Over the weekend the Conservative party announced plans to increase the immigration health surcharge for everyone coming to live and work in the UK to £625. In the announcement it said that at the moment those who are here on a work, study or family visa only pay a £400 surcharge to use the NHS.
It’s correct that the surcharge is currently £400, but claiming this is all that migrants pay into the NHS isn’t correct because it ignores the fact that immigrants pay taxes which go towards paying for things like the NHS.
You can read our fact check here.
Right at the beginning of the election we criticised the Liberal Democrats for putting out information overstating their chances in parliamentary seats by using polling questions that ask about specific scenarios, rather than general voting intention.

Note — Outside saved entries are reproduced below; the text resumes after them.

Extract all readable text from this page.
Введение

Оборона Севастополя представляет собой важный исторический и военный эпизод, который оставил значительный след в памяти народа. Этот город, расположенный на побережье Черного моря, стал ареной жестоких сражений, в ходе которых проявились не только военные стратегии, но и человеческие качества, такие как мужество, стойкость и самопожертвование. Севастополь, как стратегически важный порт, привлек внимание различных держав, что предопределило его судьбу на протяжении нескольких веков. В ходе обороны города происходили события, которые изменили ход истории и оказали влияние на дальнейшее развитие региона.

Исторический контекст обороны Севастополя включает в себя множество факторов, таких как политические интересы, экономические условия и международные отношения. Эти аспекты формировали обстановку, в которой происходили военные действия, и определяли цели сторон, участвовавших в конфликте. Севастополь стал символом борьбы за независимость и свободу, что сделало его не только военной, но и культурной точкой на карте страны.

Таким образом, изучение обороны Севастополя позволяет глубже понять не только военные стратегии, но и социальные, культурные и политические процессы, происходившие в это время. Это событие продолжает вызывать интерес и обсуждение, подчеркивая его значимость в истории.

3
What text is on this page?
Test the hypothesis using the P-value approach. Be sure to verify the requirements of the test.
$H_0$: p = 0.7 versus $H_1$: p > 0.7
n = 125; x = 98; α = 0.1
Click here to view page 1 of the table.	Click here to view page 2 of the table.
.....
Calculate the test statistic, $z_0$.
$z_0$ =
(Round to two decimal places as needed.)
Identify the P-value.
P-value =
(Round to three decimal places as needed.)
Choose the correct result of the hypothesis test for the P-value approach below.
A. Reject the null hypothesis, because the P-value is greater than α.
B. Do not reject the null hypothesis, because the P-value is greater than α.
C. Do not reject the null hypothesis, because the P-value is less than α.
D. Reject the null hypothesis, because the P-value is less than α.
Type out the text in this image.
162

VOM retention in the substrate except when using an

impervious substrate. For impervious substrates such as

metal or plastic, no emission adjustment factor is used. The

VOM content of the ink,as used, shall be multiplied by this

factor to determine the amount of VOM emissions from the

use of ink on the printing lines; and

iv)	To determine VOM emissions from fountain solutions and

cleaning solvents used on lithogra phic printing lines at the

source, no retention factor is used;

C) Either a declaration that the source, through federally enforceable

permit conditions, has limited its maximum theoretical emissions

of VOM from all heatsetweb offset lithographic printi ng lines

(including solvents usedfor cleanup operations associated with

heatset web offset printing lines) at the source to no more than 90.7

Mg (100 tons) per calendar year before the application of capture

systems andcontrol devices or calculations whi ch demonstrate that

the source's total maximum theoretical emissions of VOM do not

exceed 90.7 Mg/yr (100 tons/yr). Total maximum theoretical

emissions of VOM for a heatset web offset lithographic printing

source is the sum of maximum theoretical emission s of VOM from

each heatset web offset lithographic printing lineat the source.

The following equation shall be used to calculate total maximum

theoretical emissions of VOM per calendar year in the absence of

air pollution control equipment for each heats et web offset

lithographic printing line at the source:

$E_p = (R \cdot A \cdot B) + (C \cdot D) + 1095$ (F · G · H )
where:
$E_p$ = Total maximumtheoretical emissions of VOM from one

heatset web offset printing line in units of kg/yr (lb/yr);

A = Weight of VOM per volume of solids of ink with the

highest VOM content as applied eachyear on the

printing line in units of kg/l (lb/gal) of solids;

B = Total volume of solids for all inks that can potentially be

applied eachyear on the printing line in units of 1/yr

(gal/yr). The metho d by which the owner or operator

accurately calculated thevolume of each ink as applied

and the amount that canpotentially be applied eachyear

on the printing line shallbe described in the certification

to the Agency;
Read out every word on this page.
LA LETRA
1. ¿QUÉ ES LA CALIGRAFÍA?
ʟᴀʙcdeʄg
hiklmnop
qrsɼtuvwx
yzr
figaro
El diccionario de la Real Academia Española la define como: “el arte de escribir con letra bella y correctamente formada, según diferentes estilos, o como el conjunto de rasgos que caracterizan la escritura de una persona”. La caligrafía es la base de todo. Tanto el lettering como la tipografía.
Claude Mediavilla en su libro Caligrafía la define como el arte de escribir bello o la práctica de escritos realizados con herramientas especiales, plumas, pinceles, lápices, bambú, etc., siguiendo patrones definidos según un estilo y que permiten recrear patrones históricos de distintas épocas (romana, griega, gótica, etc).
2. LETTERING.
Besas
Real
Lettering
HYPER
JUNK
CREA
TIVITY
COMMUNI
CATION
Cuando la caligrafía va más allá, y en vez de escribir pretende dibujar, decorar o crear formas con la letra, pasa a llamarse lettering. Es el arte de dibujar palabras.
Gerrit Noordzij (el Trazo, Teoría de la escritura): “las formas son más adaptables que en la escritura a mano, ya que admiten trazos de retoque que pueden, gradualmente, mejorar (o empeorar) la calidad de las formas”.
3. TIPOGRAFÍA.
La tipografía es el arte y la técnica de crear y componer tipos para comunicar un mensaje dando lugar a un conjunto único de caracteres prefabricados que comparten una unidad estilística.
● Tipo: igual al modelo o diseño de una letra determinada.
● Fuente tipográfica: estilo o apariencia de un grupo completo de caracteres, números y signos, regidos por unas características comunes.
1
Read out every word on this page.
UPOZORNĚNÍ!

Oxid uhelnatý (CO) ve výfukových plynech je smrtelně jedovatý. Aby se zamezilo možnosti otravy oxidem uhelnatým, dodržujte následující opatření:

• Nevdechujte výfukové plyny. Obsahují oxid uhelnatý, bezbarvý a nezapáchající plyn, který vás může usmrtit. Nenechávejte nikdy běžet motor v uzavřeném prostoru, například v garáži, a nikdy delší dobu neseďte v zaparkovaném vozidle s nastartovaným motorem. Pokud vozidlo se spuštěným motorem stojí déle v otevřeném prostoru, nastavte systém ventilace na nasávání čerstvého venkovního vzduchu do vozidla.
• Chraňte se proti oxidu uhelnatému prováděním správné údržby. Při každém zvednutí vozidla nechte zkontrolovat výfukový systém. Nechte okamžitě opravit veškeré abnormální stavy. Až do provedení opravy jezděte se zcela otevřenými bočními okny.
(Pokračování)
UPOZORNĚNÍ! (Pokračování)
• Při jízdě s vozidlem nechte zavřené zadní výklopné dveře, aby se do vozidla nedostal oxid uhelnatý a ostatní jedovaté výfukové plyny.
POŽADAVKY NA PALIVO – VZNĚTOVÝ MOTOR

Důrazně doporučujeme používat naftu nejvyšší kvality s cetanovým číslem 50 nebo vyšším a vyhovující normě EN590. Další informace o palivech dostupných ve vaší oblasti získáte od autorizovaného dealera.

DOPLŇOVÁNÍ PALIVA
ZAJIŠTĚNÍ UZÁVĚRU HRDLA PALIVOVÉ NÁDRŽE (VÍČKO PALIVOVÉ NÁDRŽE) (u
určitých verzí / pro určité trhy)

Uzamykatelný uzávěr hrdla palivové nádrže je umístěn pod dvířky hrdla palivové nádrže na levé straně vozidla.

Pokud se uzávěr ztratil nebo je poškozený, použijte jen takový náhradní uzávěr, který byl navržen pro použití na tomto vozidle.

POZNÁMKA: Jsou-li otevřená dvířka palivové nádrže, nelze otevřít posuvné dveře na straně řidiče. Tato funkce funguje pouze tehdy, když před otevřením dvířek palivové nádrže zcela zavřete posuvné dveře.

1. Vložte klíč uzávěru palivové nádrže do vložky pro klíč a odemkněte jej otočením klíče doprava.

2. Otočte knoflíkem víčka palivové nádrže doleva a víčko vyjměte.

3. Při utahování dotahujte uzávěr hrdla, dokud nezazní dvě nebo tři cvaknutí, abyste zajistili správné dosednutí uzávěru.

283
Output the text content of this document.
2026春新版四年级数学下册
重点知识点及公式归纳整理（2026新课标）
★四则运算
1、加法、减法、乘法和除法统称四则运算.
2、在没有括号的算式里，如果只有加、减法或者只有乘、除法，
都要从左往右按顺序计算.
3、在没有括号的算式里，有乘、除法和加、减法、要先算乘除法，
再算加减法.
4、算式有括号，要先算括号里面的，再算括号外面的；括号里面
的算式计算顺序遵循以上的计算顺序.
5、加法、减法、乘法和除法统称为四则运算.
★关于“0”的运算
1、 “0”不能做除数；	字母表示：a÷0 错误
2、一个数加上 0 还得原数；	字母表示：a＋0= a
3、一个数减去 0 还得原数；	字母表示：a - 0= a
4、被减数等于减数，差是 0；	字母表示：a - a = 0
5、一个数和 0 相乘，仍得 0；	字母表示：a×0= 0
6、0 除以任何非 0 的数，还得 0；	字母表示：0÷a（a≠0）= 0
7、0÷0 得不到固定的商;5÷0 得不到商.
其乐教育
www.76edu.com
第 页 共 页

We've recently seen an interesting new example of this approach.
On Sunday the Liberal Democrat candidate for Kensington Sam Gyimah (formerly of the Conservative party) tweeted out polling which asked voters in three London constituencies (including Kensington) who they would vote for if the only two parties with a realistic chance of winning were:
In the Conservative/Labour head-to-head, the Conservatives “won” all three seats. But with a Conservative/Lib Dem head-to-head, the Lib Dems took all three.
Now this is all very interesting, but it’s not how elections actually work. Voters are not told which parties have a “realistic chance” when they’re in the polling booth. (The point of this kind of campaign technique, of course, is to try and convince voters of your favoured interpretation of the parties’ relative chances.)
So using that data, as, as Mr Gyimah did, to say that “Only the @LibDems can stop the Tories in Kensington” is pushing things a bit far—especially as Kensington is currently held by Emma Dent Coad, a Labour MP.
The poll to which Mr Gyimah refers also looked at the actual voting intention in Kensington, when respondents are not told that only two parties have a realistic chance.
It shows the Conservatives on 36%, the Lib Dems on 33%, and Labour on 27%. So the Lib Dems are polling ahead of Labour, but the data suggests all three parties have a competitive chance of taking the seat.